A Mortal World Fraught with Change and Loss

How does this entry relate to Flux’s full production of A Midsummer Night’s Dream?

Things are not good in Athens.

It’s important to say that, right off the bat. Theseus, after jilting the Amazon princess Antiope, abducts their Queen Hippolyta. A war ensues between Athens and the Amazons, and while Athens eventually wins, the cost is the Amazon’s way of life and many lives on both sides.

“Hippolyta, I wooed thee with my sword,
And won thy love, doing thee injuries”

(Aaron Michael Zook as Theseus, Frederique Nahmani as Hippolyta. Photo: Heather Cohn.)

How can this ‘happy’ marriage seem anything more than a ceremonial rape? It is no wonder that Hippolyta sees the moon as a drawn bow aimed at her, and Theseus must ask “What cheer, my love?”

Then Egeus comes in, demanding his daughter marry Demetrius or die; a fate mitigated only somewhat by Theseus in his proposal she join the nunnery.

(David Douglas Smith as Egeus, Photo: Isaiah Tanenbaum)

And according to Titania, her war with Oberon has created a series of horrific natural disasters that have led to famine, fields full of flocks dead from sheep-sickness, drought and flooding, disease, and the ruin of the countryside.
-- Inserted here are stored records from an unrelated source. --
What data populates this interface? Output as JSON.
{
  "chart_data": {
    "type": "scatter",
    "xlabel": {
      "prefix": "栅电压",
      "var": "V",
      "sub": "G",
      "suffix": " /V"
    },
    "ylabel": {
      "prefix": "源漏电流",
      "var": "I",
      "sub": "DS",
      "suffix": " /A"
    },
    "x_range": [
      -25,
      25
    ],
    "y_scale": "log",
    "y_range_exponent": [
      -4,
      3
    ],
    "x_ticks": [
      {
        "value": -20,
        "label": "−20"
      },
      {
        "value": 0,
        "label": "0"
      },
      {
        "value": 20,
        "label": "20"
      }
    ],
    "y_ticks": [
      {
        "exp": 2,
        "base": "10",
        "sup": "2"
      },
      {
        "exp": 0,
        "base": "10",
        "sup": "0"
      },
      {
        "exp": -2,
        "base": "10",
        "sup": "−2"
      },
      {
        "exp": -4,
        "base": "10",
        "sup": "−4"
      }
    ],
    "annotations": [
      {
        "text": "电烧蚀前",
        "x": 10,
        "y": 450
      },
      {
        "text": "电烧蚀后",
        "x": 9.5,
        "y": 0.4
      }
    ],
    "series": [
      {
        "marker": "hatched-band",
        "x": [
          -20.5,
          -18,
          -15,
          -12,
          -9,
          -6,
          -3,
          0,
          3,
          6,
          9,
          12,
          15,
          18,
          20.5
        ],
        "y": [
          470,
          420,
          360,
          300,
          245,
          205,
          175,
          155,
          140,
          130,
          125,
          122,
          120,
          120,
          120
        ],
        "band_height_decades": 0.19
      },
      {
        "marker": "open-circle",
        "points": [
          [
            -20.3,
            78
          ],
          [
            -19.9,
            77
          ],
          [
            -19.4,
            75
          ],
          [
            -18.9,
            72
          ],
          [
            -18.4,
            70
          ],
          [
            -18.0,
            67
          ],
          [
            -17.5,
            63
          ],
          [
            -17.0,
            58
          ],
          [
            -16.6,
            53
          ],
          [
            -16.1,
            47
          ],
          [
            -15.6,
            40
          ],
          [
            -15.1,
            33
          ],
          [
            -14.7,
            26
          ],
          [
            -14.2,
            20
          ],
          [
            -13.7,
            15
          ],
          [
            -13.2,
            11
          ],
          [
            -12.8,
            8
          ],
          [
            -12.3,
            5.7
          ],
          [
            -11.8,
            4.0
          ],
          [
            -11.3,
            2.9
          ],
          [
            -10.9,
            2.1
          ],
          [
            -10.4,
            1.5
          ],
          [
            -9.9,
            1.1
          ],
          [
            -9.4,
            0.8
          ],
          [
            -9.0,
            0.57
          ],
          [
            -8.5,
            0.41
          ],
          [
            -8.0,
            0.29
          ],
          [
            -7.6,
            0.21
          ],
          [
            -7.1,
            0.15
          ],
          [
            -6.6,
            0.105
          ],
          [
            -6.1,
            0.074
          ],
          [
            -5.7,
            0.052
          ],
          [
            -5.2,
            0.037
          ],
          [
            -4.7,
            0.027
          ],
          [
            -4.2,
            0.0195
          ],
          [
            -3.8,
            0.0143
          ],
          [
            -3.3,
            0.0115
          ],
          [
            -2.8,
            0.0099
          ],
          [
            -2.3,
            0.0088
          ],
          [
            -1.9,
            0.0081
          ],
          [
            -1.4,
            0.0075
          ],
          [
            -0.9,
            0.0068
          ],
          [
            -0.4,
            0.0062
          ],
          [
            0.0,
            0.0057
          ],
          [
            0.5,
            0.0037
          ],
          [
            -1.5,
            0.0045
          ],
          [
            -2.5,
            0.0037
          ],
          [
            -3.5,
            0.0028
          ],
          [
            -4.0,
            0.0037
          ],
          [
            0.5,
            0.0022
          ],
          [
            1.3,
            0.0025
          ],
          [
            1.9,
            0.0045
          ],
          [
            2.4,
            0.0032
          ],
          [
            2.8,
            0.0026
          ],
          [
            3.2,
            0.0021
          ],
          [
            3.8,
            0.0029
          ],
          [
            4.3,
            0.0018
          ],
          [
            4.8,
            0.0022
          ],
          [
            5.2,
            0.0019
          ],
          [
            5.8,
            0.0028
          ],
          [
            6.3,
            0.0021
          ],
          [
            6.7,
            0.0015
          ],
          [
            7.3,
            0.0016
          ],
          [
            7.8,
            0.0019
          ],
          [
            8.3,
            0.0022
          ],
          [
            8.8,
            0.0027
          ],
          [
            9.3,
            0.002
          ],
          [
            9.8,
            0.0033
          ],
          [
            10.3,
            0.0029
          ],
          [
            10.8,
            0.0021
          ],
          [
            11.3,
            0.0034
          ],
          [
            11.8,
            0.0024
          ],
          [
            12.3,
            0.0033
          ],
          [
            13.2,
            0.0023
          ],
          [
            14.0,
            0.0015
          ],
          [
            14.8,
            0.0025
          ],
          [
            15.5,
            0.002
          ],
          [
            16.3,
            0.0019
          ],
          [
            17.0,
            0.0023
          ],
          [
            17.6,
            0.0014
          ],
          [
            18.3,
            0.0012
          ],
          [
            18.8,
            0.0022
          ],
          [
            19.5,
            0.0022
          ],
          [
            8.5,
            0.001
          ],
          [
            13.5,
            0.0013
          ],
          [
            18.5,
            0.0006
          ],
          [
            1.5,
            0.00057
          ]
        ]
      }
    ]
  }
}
War, starvation, plague, rape, and a state that will not allow the pursuit of happiness; this is how Shakespeare opens his comedy; and we do the complexity of the this play a disservice to smooth that over. Instead, we should take Lysander’s rhapsody on the impossibility of love in such a world seriously:

Or if there were a sympathy in choice,
War, death, or sickness, did lay siege to it;
Making it momentary, as a sound:
Swift as a shadow, short as any dream,
Brief as the lightning in the collied night,
That (in a spleen) unfolds both heaven and earth;
And ere a man hath power to say, behold,
The jaws of darkness do devour it up:
So quick bright things come to confusion.

That such a world can be brought to harmony in the natural (fairy), domestic (lovers) and political (royals) spheres is nothing short of magic; and the darker we set the curse at the beginning of the play, the more surprising and well-earned the eventual blessing.

And the more dangerous and fraught with limits we make the human world, the more dazzling and dangerous we make the limitlessness of the fairy world; and the more sublime their union in the bower of Titania and Bottom becomes.